Commissioners will likely stave off a final decision on the tax rate until after the second primary on June 7. A referendum question during that election will ask voters to approve an additional quarter-cent sales tax. The proceeds from the tax, if approved, would go to fund capital construction at Southwestern Community College and Jackson County Schools, commissioners have said.
“There is uncertainty yet as to what is going to happen,” McMahan said. “I think it would be wise on our part to wait until June 7 to make that final decision.”
Jackson isn’t unique in the situation it’s found itself in regarding property values. Last year, Macon County went through the same thing, facing a tax increase after a revaluation left it with a reduced overall value. At the time, Macon and Jackson both had 28-cent tax rates, the lowest in the state, but Macon bumped its rate to 34.9 cents per $100 of value — a rate that made its budget revenue-neutral, nothing more and nothing less.

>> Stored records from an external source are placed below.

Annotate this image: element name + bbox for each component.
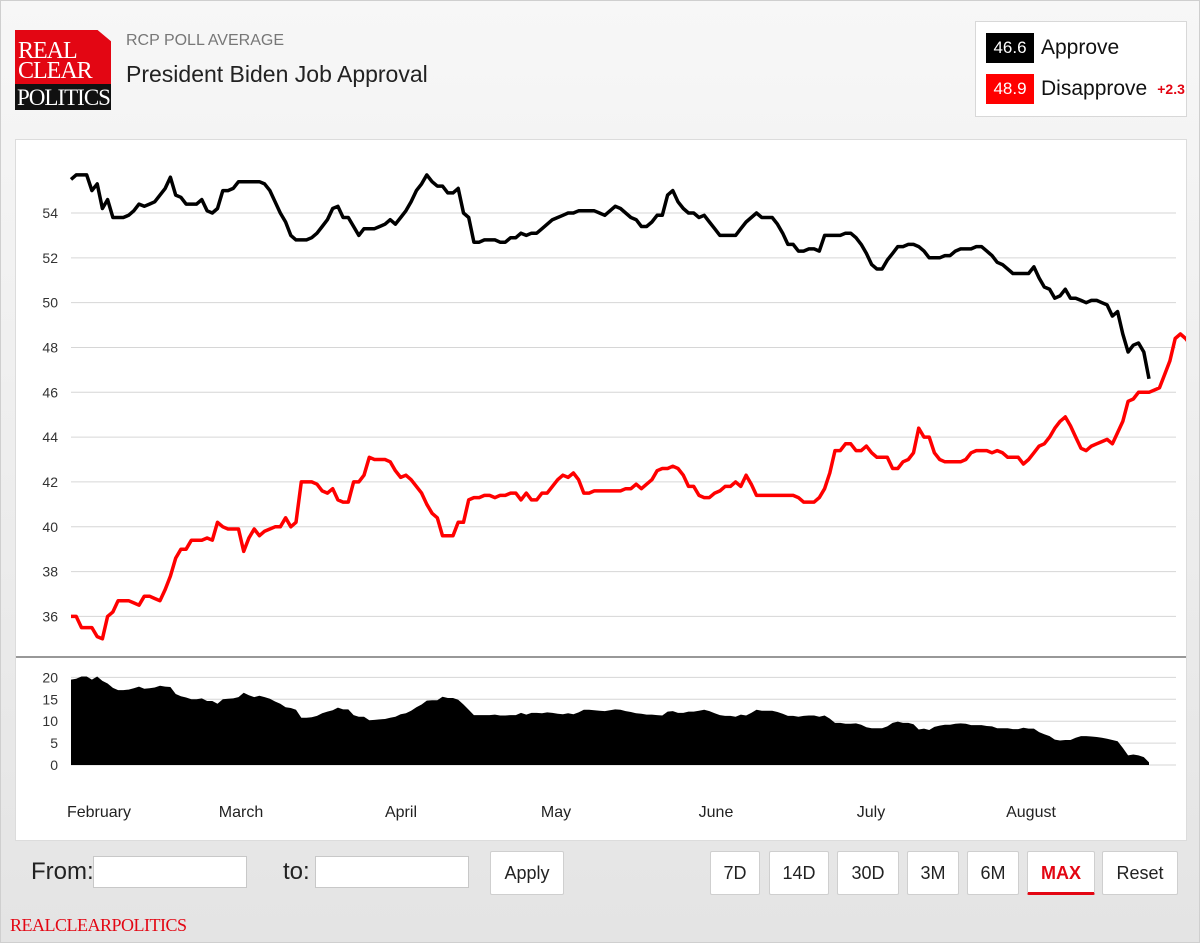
x-tick-label-february: February: [67, 804, 131, 821]
range-button-6m[interactable]: 6M: [967, 851, 1019, 895]
approve-label: Approve: [1041, 36, 1120, 59]
y-tick-label-38: 38: [42, 564, 58, 580]
legend-disapprove: 48.9 Disapprove +2.3: [986, 74, 1185, 104]
logo-line-2: CLEAR: [18, 58, 93, 84]
spread-value: +2.3: [1157, 81, 1185, 97]
range-button-14d[interactable]: 14D: [769, 851, 829, 895]
x-tick-label-april: April: [385, 804, 417, 821]
x-tick-label-june: June: [699, 804, 734, 821]
legend: 46.6 Approve 48.9 Disapprove +2.3: [975, 21, 1187, 117]
range-button-30d[interactable]: 30D: [837, 851, 899, 895]
spread-tick-label-10: 10: [42, 713, 58, 729]
disapprove-label: Disapprove: [1041, 77, 1148, 100]
y-tick-label-36: 36: [42, 608, 58, 624]
page-title: President Biden Job Approval: [126, 61, 428, 87]
range-button-7d[interactable]: 7D: [710, 851, 760, 895]
legend-approve: 46.6 Approve: [986, 33, 1119, 63]
to-label: to:: [283, 858, 310, 885]
spread-tick-label-20: 20: [42, 669, 58, 685]
reset-button[interactable]: Reset: [1102, 851, 1178, 895]
footer-brand: REALCLEARPOLITICS: [10, 915, 187, 935]
plot-area[interactable]: 36 38 40 42 44 46 48 50 52 54 0 5 10 15 20 February Marc…: [15, 139, 1187, 841]
rcp-logo: REAL CLEAR POLITICS: [15, 30, 111, 110]
logo-line-1: REAL: [18, 38, 78, 64]
approve-value: 46.6: [986, 33, 1034, 63]
range-button-max[interactable]: MAX: [1027, 851, 1095, 895]
spread-tick-label-5: 5: [50, 735, 58, 751]
from-date-input[interactable]: [93, 856, 247, 888]
x-tick-label-may: May: [541, 804, 571, 821]
y-tick-label-42: 42: [42, 474, 58, 490]
poll-chart-svg[interactable]: 36 38 40 42 44 46 48 50 52 54 0 5 10 15 20 February Marc…: [16, 140, 1186, 840]
y-tick-label-50: 50: [42, 295, 58, 311]
y-tick-label-46: 46: [42, 384, 58, 400]
logo-line-3: POLITICS: [15, 84, 111, 110]
y-tick-label-48: 48: [42, 339, 58, 355]
y-tick-label-40: 40: [42, 519, 58, 535]
y-tick-label-44: 44: [42, 429, 58, 445]
y-tick-label-52: 52: [42, 250, 58, 266]
apply-button[interactable]: Apply: [490, 851, 564, 895]
supertitle: RCP POLL AVERAGE: [126, 32, 284, 49]
series-line-approve: [69, 173, 1151, 380]
to-date-input[interactable]: [315, 856, 469, 888]
x-tick-label-march: March: [219, 804, 263, 821]
spread-tick-label-15: 15: [42, 691, 58, 707]
date-controls: From: to: Apply 7D 14D 30D 3M 6M MAX Reset: [15, 845, 1185, 905]
spread-tick-label-0: 0: [50, 757, 58, 773]
range-button-3m[interactable]: 3M: [907, 851, 959, 895]
x-tick-label-august: August: [1006, 804, 1056, 821]
spread-area-positive: [71, 676, 1149, 765]
from-label: From:: [31, 858, 94, 885]
y-tick-label-54: 54: [42, 205, 58, 221]
disapprove-value: 48.9: [986, 74, 1034, 104]
x-tick-label-july: July: [857, 804, 885, 821]
series-line-disapprove: [71, 332, 1186, 641]
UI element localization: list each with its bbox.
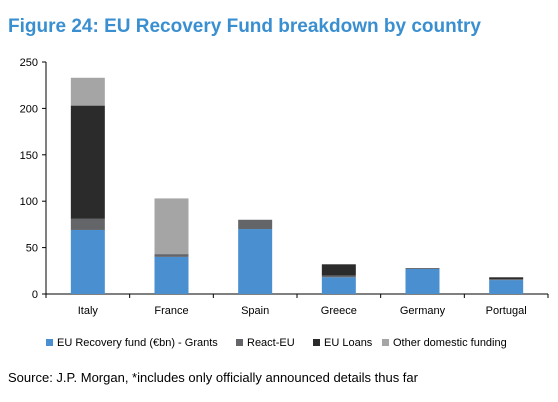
bar-segment — [238, 219, 273, 230]
y-tick-label: 200 — [20, 103, 38, 115]
y-tick-label: 150 — [20, 150, 38, 162]
bar-segment — [238, 229, 273, 294]
source-note: Source: J.P. Morgan, *includes only offi… — [8, 370, 418, 385]
bar-segment — [70, 77, 105, 106]
legend-label: EU Loans — [324, 337, 373, 349]
y-tick-label: 0 — [32, 289, 38, 301]
bar-segment — [405, 268, 440, 269]
legend-swatch — [382, 339, 389, 346]
x-tick-label: Spain — [241, 305, 269, 317]
legend-label: EU Recovery fund (€bn) - Grants — [57, 337, 218, 349]
bar-segment — [321, 264, 356, 276]
x-tick-label: France — [154, 305, 188, 317]
x-tick-label: Portugal — [486, 305, 527, 317]
bar-segment — [70, 105, 105, 219]
legend-label: Other domestic funding — [393, 337, 507, 349]
legend-swatch — [46, 339, 53, 346]
legend-swatch — [313, 339, 320, 346]
bar-segment — [489, 279, 524, 281]
bar-segment — [321, 275, 356, 278]
bar-segment — [70, 218, 105, 230]
x-tick-label: Germany — [400, 305, 446, 317]
x-tick-label: Greece — [321, 305, 357, 317]
bar-segment — [489, 280, 524, 294]
legend-label: React-EU — [247, 337, 295, 349]
y-tick-label: 50 — [26, 243, 38, 255]
bar-segment — [70, 229, 105, 294]
chart-title: Figure 24: EU Recovery Fund breakdown by… — [8, 16, 481, 37]
legend-swatch — [236, 339, 243, 346]
bar-segment — [321, 277, 356, 294]
bar-segment — [154, 198, 189, 255]
y-tick-label: 100 — [20, 196, 38, 208]
x-tick-label: Italy — [78, 305, 99, 317]
bar-segment — [489, 277, 524, 280]
bar-segment — [154, 254, 189, 257]
bar-segment — [405, 268, 440, 294]
y-tick-label: 250 — [20, 57, 38, 69]
bar-segment — [154, 256, 189, 294]
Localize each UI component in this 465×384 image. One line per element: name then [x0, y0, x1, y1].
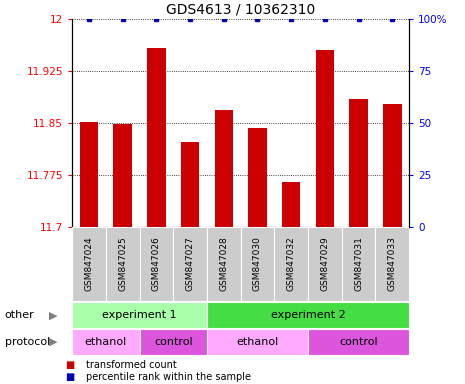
Text: GSM847032: GSM847032 [287, 237, 296, 291]
Text: GSM847030: GSM847030 [253, 237, 262, 291]
Bar [80, 122, 98, 227]
Bar [207, 227, 241, 301]
Text: other: other [5, 310, 34, 320]
Bar [376, 227, 409, 301]
Bar [140, 227, 173, 301]
Text: GSM847027: GSM847027 [186, 237, 194, 291]
Bar [181, 142, 199, 227]
Text: ethanol: ethanol [85, 337, 127, 347]
Bar [248, 128, 267, 227]
Text: transformed count: transformed count [86, 360, 177, 370]
Bar [140, 329, 207, 355]
Text: ethanol: ethanol [236, 337, 279, 347]
Bar [383, 104, 402, 227]
Bar [308, 329, 409, 355]
Text: control: control [339, 337, 378, 347]
Text: ■: ■ [65, 360, 74, 370]
Text: GSM847024: GSM847024 [85, 237, 93, 291]
Bar [72, 302, 207, 328]
Text: GSM847025: GSM847025 [118, 237, 127, 291]
Bar [316, 50, 334, 227]
Bar [106, 227, 140, 301]
Bar [113, 124, 132, 227]
Text: GSM847033: GSM847033 [388, 237, 397, 291]
Text: GSM847028: GSM847028 [219, 237, 228, 291]
Text: ■: ■ [65, 372, 74, 382]
Text: GSM847026: GSM847026 [152, 237, 161, 291]
Bar [214, 111, 233, 227]
Title: GDS4613 / 10362310: GDS4613 / 10362310 [166, 3, 315, 17]
Bar [207, 329, 308, 355]
Text: protocol: protocol [5, 337, 50, 347]
Text: ▶: ▶ [49, 310, 58, 320]
Bar [173, 227, 207, 301]
Text: experiment 2: experiment 2 [271, 310, 345, 320]
Bar [282, 182, 300, 227]
Text: GSM847029: GSM847029 [320, 237, 329, 291]
Bar [72, 329, 140, 355]
Text: experiment 1: experiment 1 [102, 310, 177, 320]
Bar [147, 48, 166, 227]
Bar [342, 227, 376, 301]
Bar [241, 227, 274, 301]
Text: percentile rank within the sample: percentile rank within the sample [86, 372, 251, 382]
Text: GSM847031: GSM847031 [354, 237, 363, 291]
Bar [207, 302, 409, 328]
Bar [349, 99, 368, 227]
Bar [72, 227, 106, 301]
Bar [308, 227, 342, 301]
Text: ▶: ▶ [49, 337, 58, 347]
Bar [274, 227, 308, 301]
Text: control: control [154, 337, 193, 347]
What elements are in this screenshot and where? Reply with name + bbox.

At a revenue-neutral rate, the average homeowner — though exact impact varies greatly between individual properties — pays the same amount in property taxes even though the rate is higher.
At 37 cents, Jackson’s taxes would still be on the low end, ranking sixth lowest out of 100 counties in North Carolina but slightly higher than those in Macon, Swain and Clay counties.
Tax rates around the region
Graham: 58.5 cents per $100 of value
Haywood: 56.61 cents
Cherokee: 52 cents
Clay: 36 cents
Swain: 36 cents
Macon: 34.9 cents
Jackson: 28 cents (but proposed to rise to 0.37)
Figures based on 2015-16 budgets as reported at www.dor.state.nc.us.